Exercise 6.8: Sub-Gaussian matrices and Mean Bounds
(a)
The following steps largely mirror the proof of Theorem 6.15. In particular, we can upper bound the MGF \begin{align} \E [e^{\lambda \gamma_{\text{max}}(S_n)}] &= \E [\gamma_{\text{max}} (e^{\lambda S_n})] \leq \tr (\E [e^{\lambda S_n}]) = \tr\bigl(\Psi_{n S_n}\bigl(\tfrac{\lambda}{n}\bigr)\bigr) \newline &\overset{\text{(i)}}{\leq} \tr \bigl[ \exp \bigl\lbrace \sum_i \log \Psi_{Q_i}\bigl(\tfrac{\lambda}{n}\bigr) \bigl\rbrace \bigr] \newline &\overset{\text{(ii)}}{\leq} \tr \bigl[ \exp \bigl\lbrace \tfrac{\lambda^2}{2 n^2} \sum_i V_i \bigl\rbrace \bigr] \newline &\overset{\text{(iii)}}{\leq} d e^{\frac{\lambda^2 \sigma^2}{2n}} \, , \end{align} where (i) is by Lemma 6.13, (ii) by the trace bound from Equation (6.25) combined with the assumed sub-Gaussianity, and (ii) by the definition \(\sigma^2 = \| \frac{1}{n} \sum_i V_i \|_2\).
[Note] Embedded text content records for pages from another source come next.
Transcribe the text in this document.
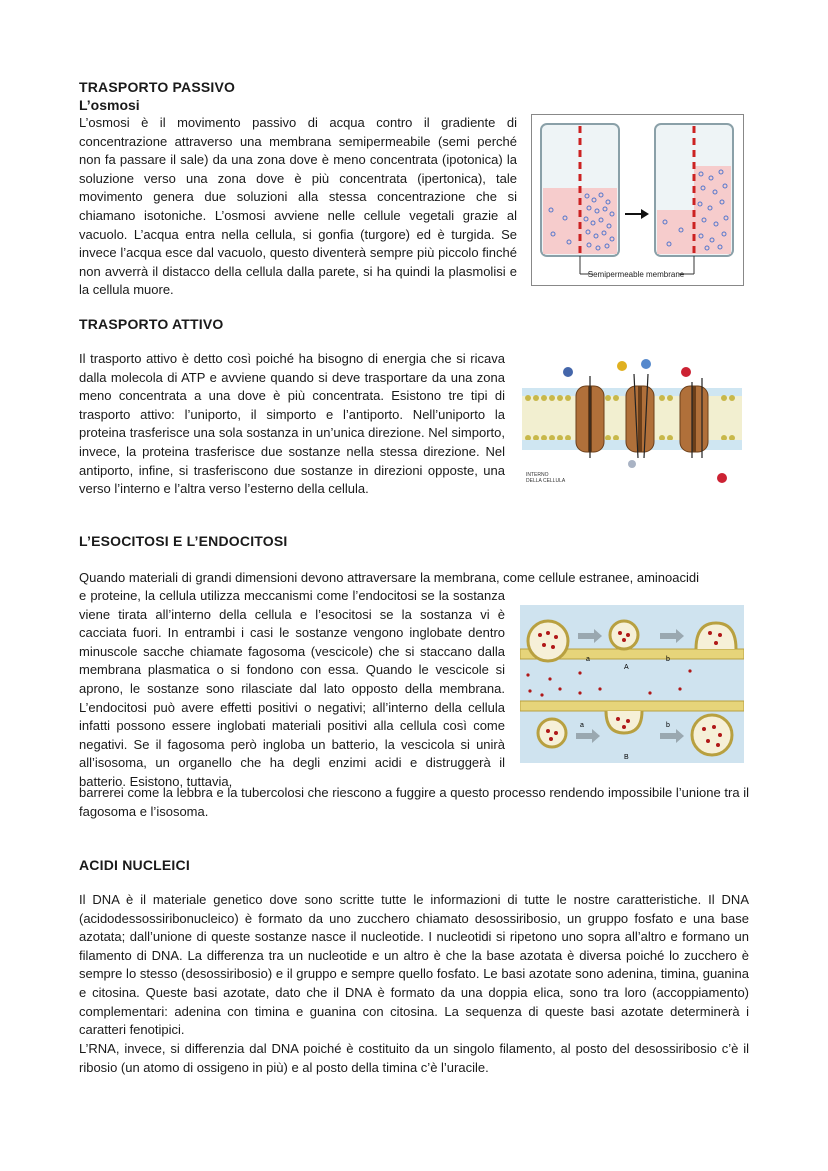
TRASPORTO PASSIVO
L’osmosi

L’osmosi è il movimento passivo di acqua contro il gradiente di concentrazione attraverso una membrana semipermeabile (semi perché non fa passare il sale) da una zona dove è meno concentrata (ipotonica) la soluzione verso una zona dove è più concentrata (ipertonica), tale movimento genera due soluzioni alla stessa concentrazione che si chiamano isotoniche. L’osmosi avviene nelle cellule vegetali grazie al vacuolo. L’acqua entra nella cellula, si gonfia (turgore) ed è turgida. Se invece l’acqua esce dal vacuolo, questo diventerà sempre più piccolo finché non avverrà il distacco della cellula dalla parete, si ha quindi la plasmolisi e la cellula muore.

Semipermeable membrane
TRASPORTO ATTIVO

Il trasporto attivo è detto così poiché ha bisogno di energia che si ricava dalla molecola di ATP e avviene quando si deve trasportare da una zona meno concentrata a una dove è più concentrata. Esistono tre tipi di trasporto attivo: l’uniporto, il simporto e l’antiporto. Nell’uniporto la proteina trasferisce una sola sostanza in un’unica direzione. Nel simporto, invece, la proteina trasferisce due sostanze nella stessa direzione. Nel antiporto, infine, si trasferiscono due sostanze in direzioni opposte, una verso l’interno e l’altra verso l’esterno della cellula.

INTERNO
DELLA CELLULA
L’ESOCITOSI E L’ENDOCITOSI

Quando materiali di grandi dimensioni devono attraversare la membrana, come cellule estranee, aminoacidi

e proteine, la cellula utilizza meccanismi come l’endocitosi se la sostanza viene tirata all’interno della cellula e l’esocitosi se la sostanza vi è cacciata fuori. In entrambi i casi le sostanze vengono inglobate dentro minuscole sacche chiamate fagosoma (vescicole) che si staccano dalla membrana plasmatica o si fondono con essa. Quando le vescicole si aprono, le sostanze sono rilasciate dal lato opposto della membrana. L’endocitosi può avere effetti positivi o negativi; all’interno della cellula infatti possono essere inglobati materiali positivi alla cellula così come negativi. Se il fagosoma però ingloba un batterio, la vescicola si unirà all’isosoma, un organello che ha degli enzimi acidi e distruggerà il batterio. Esistono, tuttavia,

barrerei come la lebbra e la tubercolosi che riescono a fuggire a questo processo rendendo impossibile l’unione tra il fagosoma e l’isosoma.

a	b
A
a	b
B
ACIDI NUCLEICI

Il DNA è il materiale genetico dove sono scritte tutte le informazioni di tutte le nostre caratteristiche. Il DNA (acidodessossiribonucleico) è formato da uno zucchero chiamato desossiribosio, un gruppo fosfato e una base azotata; dall’unione di queste sostanze nasce il nucleotide. I nucleotidi si ripetono uno sopra all’altro e formano un filamento di DNA. La differenza tra un nucleotide e un altro è che la base azotata è diversa poiché lo zucchero è sempre lo stesso (desossiribosio) e il gruppo e sempre quello fosfato. Le basi azotate sono adenina, timina, guanina e citosina. Queste basi azotate, dato che il DNA è formato da una doppia elica, sono tra loro (accoppiamento) complementari: adenina con timina e guanina con citosina. La sequenza di queste basi azotate determinerà i caratteri fenotipici.

L’RNA, invece, si differenzia dal DNA poiché è costituito da un singolo filamento, al posto del desossiribosio c’è il ribosio (un atomo di ossigeno in più) e al posto della timina c’è l’uracile.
To obtain a bound on the expectation, we use an argument analogous to Exercise 2.12: \begin{align} \exp \lbrace \lambda \E [\gamma_\text{max}(S_n)] \rbrace \leq \E [e^{\lambda \gamma_\text{max}(S_n)}] \leq d e^{\frac{\lambda^2 \sigma^2}{2n}} \, , \end{align} implies we can take the log of both sides, divide by \(\lambda\), and set \(\lambda = \sqrt{\frac{2n}{\sigma^2}\log d}\), to obtain the desired \begin{align} \E [\gamma_\text{max}(S_n)] \leq \sqrt{\frac{2\sigma^2}{n}\log d} \, . \end{align}
(b)
Observe \begin{align} \E [e^{\lambda \| S_n \|_2}] &= \E [e^{ \lambda \max \lbrace \gamma_\text{max}(S_n) , |\gamma_\text{min}(S_n)| \rbrace }] \newline &\leq \E [ e^{\lambda \gamma_\text{max}(S_n)} + e^{-\lambda \gamma_\text{min}(S_n)} ] \newline &\leq \tr (\E[e^{\lambda \gamma_\text{max}(S_n)}]) + \tr (\E[e^{-\lambda \gamma_\text{max}(S_n)}]) \, . \end{align} As in (a), the r.h.s. can be bounded by \(2d e^{\frac{\lambda^2 \sigma^2}{2n}}\) which then yields the desired bound on the expectation.